Es muss nicht immer alles praktisch sein

Gerade ist die aktuelle Evaluation meiner Tätigkeit bei der Volkshochschule eingetroffen. Einmal im Semester werden die Besucher gebeten, meine Kurse zu bewerten. Von „Fachkompetenz“ über „Verständlichkeit“ bis zum „Umgang mit der Gruppe“ ergab das im Durchschnitt eine 1. Danke.

Auffällig ist allerdings der Ausreißer bei „Verwendbarkeit im Beruf“. Beim Literaturkurs 2,5, beim Theaterkurs sogar nur eine 3.

Nun ist es sicher nicht falsch: Literatur und Theater sind in beruflicher wie privater Praxis meist nicht unmittelbar verwendbar. Ich denke, es ist das Beste an Literatur und Theater, dass sie unpraktisch, ja manchmal sinnlos sind.

Verwendbar und nützlich ist alles, was uns in der Praxis weiterhilft. Wir alle müssen praktisch und verwendbar sein. Jede praktische Tätigkeit, ob in Beruf, Familie oder mit Freunden erfordert, dass wir uns auf sie einlassen. So bindet sie uns ein, sie bindet uns aber auch an. Und Praxis ist ja nicht Praxis, weil sie nicht anders sein könnte, sondern weil wir uns an sie gewöhnt haben.

Literatur und Theater sind unpraktisch. Das ist ihre besondere Qualität. Sie führen zu nichts. Stattdessen bieten sie unseren Wahrnehmungen, Gefühlen und Gedanken einen besonderen Spielraum. Wenn ich ein Gedicht oder einen Roman lese, muss ich nicht sofort entscheiden, was für einen Sinn sie haben. Im Gegenteil: „Denn, um es endlich auf einmal herauszusagen, der Mensch spielt nur, wo er in voller Bedeutung des Worts Mensch ist, und er ist nur da ganz Mensch, wo er spielt.“ (F. Schiller: Über die ästhetische Erziehung des Menschen in einer Reihe von Briefen)
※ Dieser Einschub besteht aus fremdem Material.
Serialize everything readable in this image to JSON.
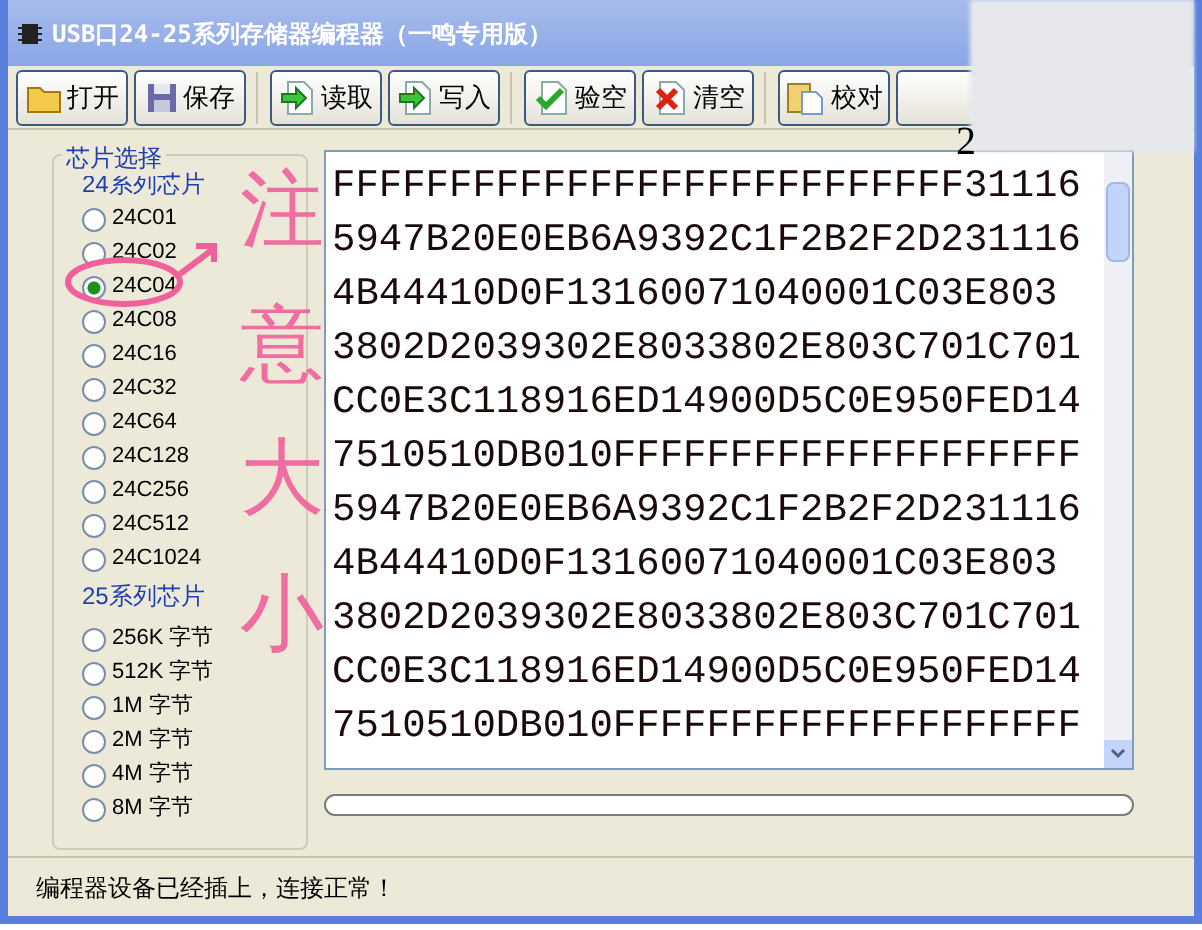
{
  "window": {
    "title": "USB口24-25系列存储器编程器（一鸣专用版）"
  },
  "toolbar": [
    {
      "label": "打开",
      "kind": "open"
    },
    {
      "label": "保存",
      "kind": "save"
    },
    {
      "label": "读取",
      "kind": "read"
    },
    {
      "label": "写入",
      "kind": "write"
    },
    {
      "label": "验空",
      "kind": "check"
    },
    {
      "label": "清空",
      "kind": "clear"
    },
    {
      "label": "校对",
      "kind": "verify"
    }
  ],
  "obscured_text": "2",
  "chip_select": {
    "title": "芯片选择",
    "groups": [
      {
        "label": "24系列芯片",
        "items": [
          {
            "label": "24C01",
            "selected": false
          },
          {
            "label": "24C02",
            "selected": false
          },
          {
            "label": "24C04",
            "selected": true
          },
          {
            "label": "24C08",
            "selected": false
          },
          {
            "label": "24C16",
            "selected": false
          },
          {
            "label": "24C32",
            "selected": false
          },
          {
            "label": "24C64",
            "selected": false
          },
          {
            "label": "24C128",
            "selected": false
          },
          {
            "label": "24C256",
            "selected": false
          },
          {
            "label": "24C512",
            "selected": false
          },
          {
            "label": "24C1024",
            "selected": false
          }
        ]
      },
      {
        "label": "25系列芯片",
        "items": [
          {
            "label": "256K 字节",
            "selected": false
          },
          {
            "label": "512K 字节",
            "selected": false
          },
          {
            "label": "1M 字节",
            "selected": false
          },
          {
            "label": "2M 字节",
            "selected": false
          },
          {
            "label": "4M 字节",
            "selected": false
          },
          {
            "label": "8M 字节",
            "selected": false
          }
        ]
      }
    ]
  },
  "annotation": {
    "text": "注意大小"
  },
  "hex_lines": [
    "FFFFFFFFFFFFFFFFFFFFFFFFFFF31116",
    "5947B20E0EB6A9392C1F2B2F2D231116",
    "4B44410D0F13160071040001C03E803",
    "3802D2039302E8033802E803C701C701",
    "CC0E3C118916ED14900D5C0E950FED14",
    "7510510DB010FFFFFFFFFFFFFFFFFFFF",
    "5947B20E0EB6A9392C1F2B2F2D231116",
    "4B44410D0F13160071040001C03E803",
    "3802D2039302E8033802E803C701C701",
    "CC0E3C118916ED14900D5C0E950FED14",
    "7510510DB010FFFFFFFFFFFFFFFFFFFF"
  ],
  "progress": {
    "level": 0
  },
  "status_bar": "编程器设备已经插上，连接正常！"
}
Selbstverständlich kommen wir nicht wirklich raus aus der Praxis. Der ästhetisch spielende Mensch öffnet sich der lebendigen Erfahrung, dass die Praxis anders sein könnte als sie ist. Er kann ihr zwar nicht entgehen, aber er muss sie nicht auch noch fraglos akzeptieren. Er kann sich Fragen stellen, etwa:

Was könnten Arbeit, Liebe, Bildung jenseits der bestehenden Verhältnisse bedeuten?

Sogar für den Beruf oder das Beziehungsleben kann die Nutzlosigkeit ein Gewinn sein, denn sie schafft Abstand zu dem, was sich von selbst versteht. Und den brauchen wir alle. Immerzu.